As cicatrizes só se encontram nos povos de cor, porque é o fundo escuro que lhes dá realce. Pela mesma razão, a tatuagem só é praticada pelos povos de pele clara. Se quisermos limitar nossas palavras aos povos mais primitivos, devemos dizer que apenas os bos-quimanos e os esquimós a empregam. A operação da tatuagem consiste na introdução subcutânea de uma cor — na maioria dos casos carvão pulverizado. Depois da cicatrização das feridas, o desenho transforma-se em azul-escuro indelével. A tatuagem permite muito maior variedade de desenhos que a escarificação, atingindo assim alto grau de perfeição nos diversos povos civilizados, como, por exemplo, entre os japoneses. Quanto aos caçadores primitivos, contentam-se com desenhos que não superam muito o valor estético das cicatrizes de que tratamos.

Os desenhos de tatuagem dos bosquimanos assemelham–se em tudo às cicatrizes dos mincópios.

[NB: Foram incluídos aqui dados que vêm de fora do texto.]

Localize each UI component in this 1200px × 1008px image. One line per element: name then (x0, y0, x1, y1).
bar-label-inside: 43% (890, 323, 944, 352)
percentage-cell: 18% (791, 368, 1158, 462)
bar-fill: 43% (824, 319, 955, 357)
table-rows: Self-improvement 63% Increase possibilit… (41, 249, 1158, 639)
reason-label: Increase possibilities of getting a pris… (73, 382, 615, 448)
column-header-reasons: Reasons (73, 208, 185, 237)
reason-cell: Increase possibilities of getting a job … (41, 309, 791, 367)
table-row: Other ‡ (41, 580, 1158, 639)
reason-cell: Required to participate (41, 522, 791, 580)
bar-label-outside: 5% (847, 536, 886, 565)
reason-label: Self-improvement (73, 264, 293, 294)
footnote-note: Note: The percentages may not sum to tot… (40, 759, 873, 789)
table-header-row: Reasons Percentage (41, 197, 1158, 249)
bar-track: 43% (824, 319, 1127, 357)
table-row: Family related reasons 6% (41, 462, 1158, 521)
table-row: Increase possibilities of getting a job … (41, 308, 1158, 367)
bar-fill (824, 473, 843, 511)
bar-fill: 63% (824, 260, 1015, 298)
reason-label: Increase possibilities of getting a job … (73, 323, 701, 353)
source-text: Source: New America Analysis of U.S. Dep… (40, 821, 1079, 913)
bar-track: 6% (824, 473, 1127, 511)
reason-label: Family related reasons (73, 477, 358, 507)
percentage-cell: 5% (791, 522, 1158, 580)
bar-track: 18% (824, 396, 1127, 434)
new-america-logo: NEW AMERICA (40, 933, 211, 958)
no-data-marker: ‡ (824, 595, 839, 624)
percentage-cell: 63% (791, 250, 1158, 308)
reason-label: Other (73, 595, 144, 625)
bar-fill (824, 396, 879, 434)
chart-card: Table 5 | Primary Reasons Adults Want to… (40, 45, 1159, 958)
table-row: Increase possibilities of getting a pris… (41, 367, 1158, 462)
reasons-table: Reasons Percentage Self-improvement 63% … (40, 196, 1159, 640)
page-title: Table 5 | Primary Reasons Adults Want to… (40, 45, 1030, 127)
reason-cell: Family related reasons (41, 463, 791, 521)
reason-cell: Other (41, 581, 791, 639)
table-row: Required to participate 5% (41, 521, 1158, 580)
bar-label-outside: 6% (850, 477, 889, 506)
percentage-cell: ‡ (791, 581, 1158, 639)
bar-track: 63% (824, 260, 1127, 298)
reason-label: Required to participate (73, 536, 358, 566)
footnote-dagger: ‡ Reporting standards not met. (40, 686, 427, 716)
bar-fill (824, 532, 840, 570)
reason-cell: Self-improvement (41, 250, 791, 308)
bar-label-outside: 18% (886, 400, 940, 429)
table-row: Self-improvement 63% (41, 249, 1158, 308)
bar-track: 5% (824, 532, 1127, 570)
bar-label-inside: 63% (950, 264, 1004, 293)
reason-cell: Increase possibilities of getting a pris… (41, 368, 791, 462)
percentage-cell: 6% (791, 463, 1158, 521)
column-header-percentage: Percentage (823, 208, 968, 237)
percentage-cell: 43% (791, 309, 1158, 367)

Os exemplos que Tarini observou consistiam em linhas curtas e retas nas faces, nos braços e nos ombros. Vir-chow encontrou os mesmos traços formando séries paralelas em alguns indivíduos que havia estudado em Berlim49. Até o momento, ignoramos completamente sua significação.

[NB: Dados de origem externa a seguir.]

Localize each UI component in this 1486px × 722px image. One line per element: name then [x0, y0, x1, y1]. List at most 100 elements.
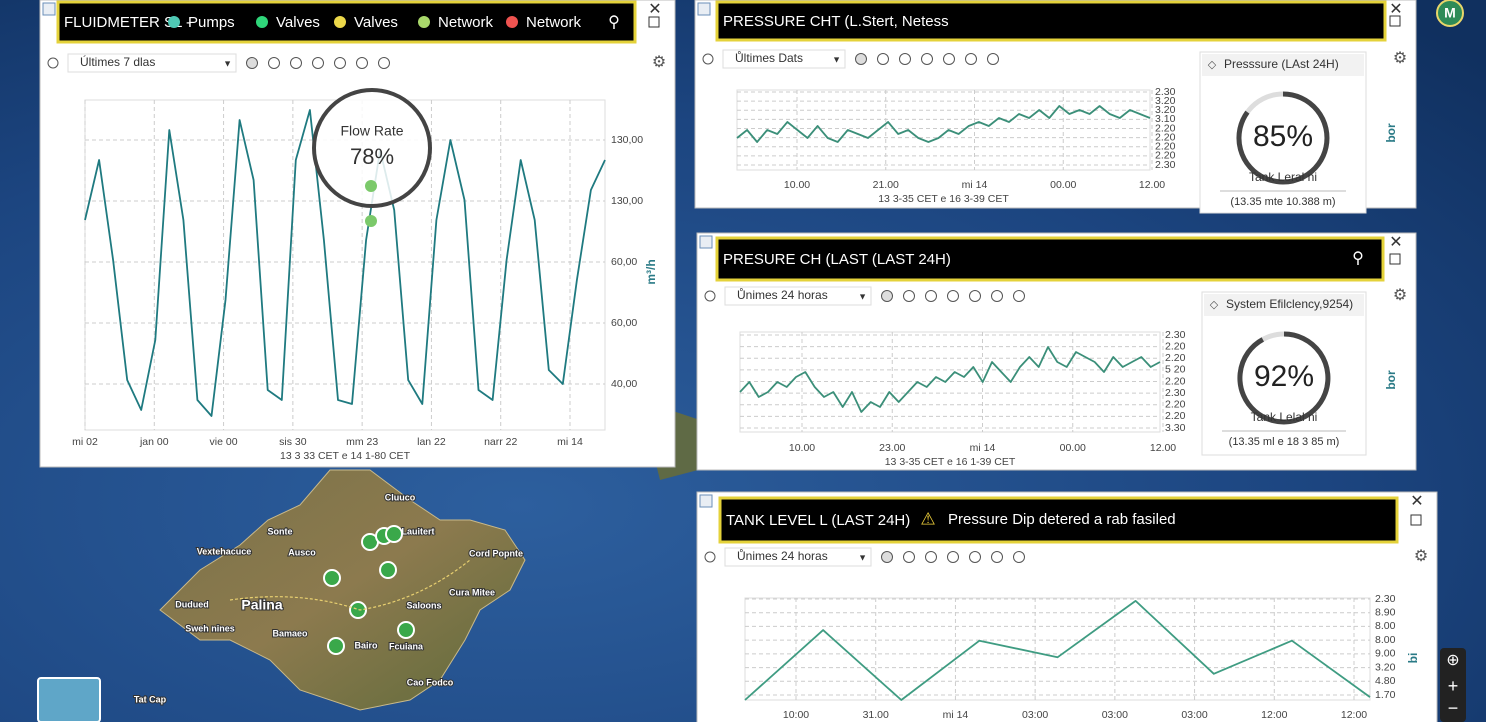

Nas mulheres dos esquimós, encontram-se desenhos um pouco mais artísticos. Dizemos nas mulheres, porque — fato estranho — sendo a tatuagem em regra geral um privilégio dos homens, é, entre os esquimós, um privilégio das mulheres. As meninas tatuam-se aos 8 anos. Faz-se a operação com um instrumento de ponta, como na Polinésia, ou com um fio que se passa através da pele. Emprega-se como tintura a fuligem ou a pólvora, sobretudo há algum, tempo. Geralmente tatuam-se a cara, os braços, as mãos, as ancas e os seios. Em sua obra, Boas reproduz alguns desenhos dessas tatuagens que são, na sua opinião, assaz uniformes em seus traços essenciais50. Na testa, duas linhas oblíquas imitam as sobrancelhas. Duas outras, partes das narinas, atravessando as faces e outras se traçam em baixo da boca, em forma de leque no queixo. O que dá a impressão de ter sido feito para imitar a barba dos homens. Nas mãos e nas pantorrilhas fazem-se linhas e séries de pontos paralelos, separados às vezes por uma linha em ziguezague ou por uma série de pequenos quadrados. Ignoramos a significação desses desenhos. A julgá-los pelo aspecto, poder–se-ia tê-los como imitação de um bordado51. Ao contrário, porém, sabemos com toda a certeza que a tatuagem, entre os esquimós, é ornamento. Cranz já mencionou em sua "Historie von Grönland" que as mães tatuam as filhas em boa hora, "com receio de que não encontrem marido". Não há qualquer contradição entre as palavras de Cranz e as de Arms-trong, que diz que "os desenhos de tatuagem servem também para distinguir as diversas tribos e castas". "Em algumas tribos, as mulheres das classes baixas (isto é, provavelmente das classes pobres), não podem enfeitar o queixo, senão com uma linha vertical no meio e duas laterais, ao passo que as mulheres das classes superiores traçam duas linhas a partir de cada canto da boca"52. Também na Europa certas jóias representavam outrora emblemas de classe, sem passar, contudo, de jóias. Em nenhuma parte encontramos um fato que nos permita atribuir uma significação religiosa às tatuagens dos esquimós, nem em seus numerosos mitos, nem na execução da própria operação que se faz sem a menor solenidade.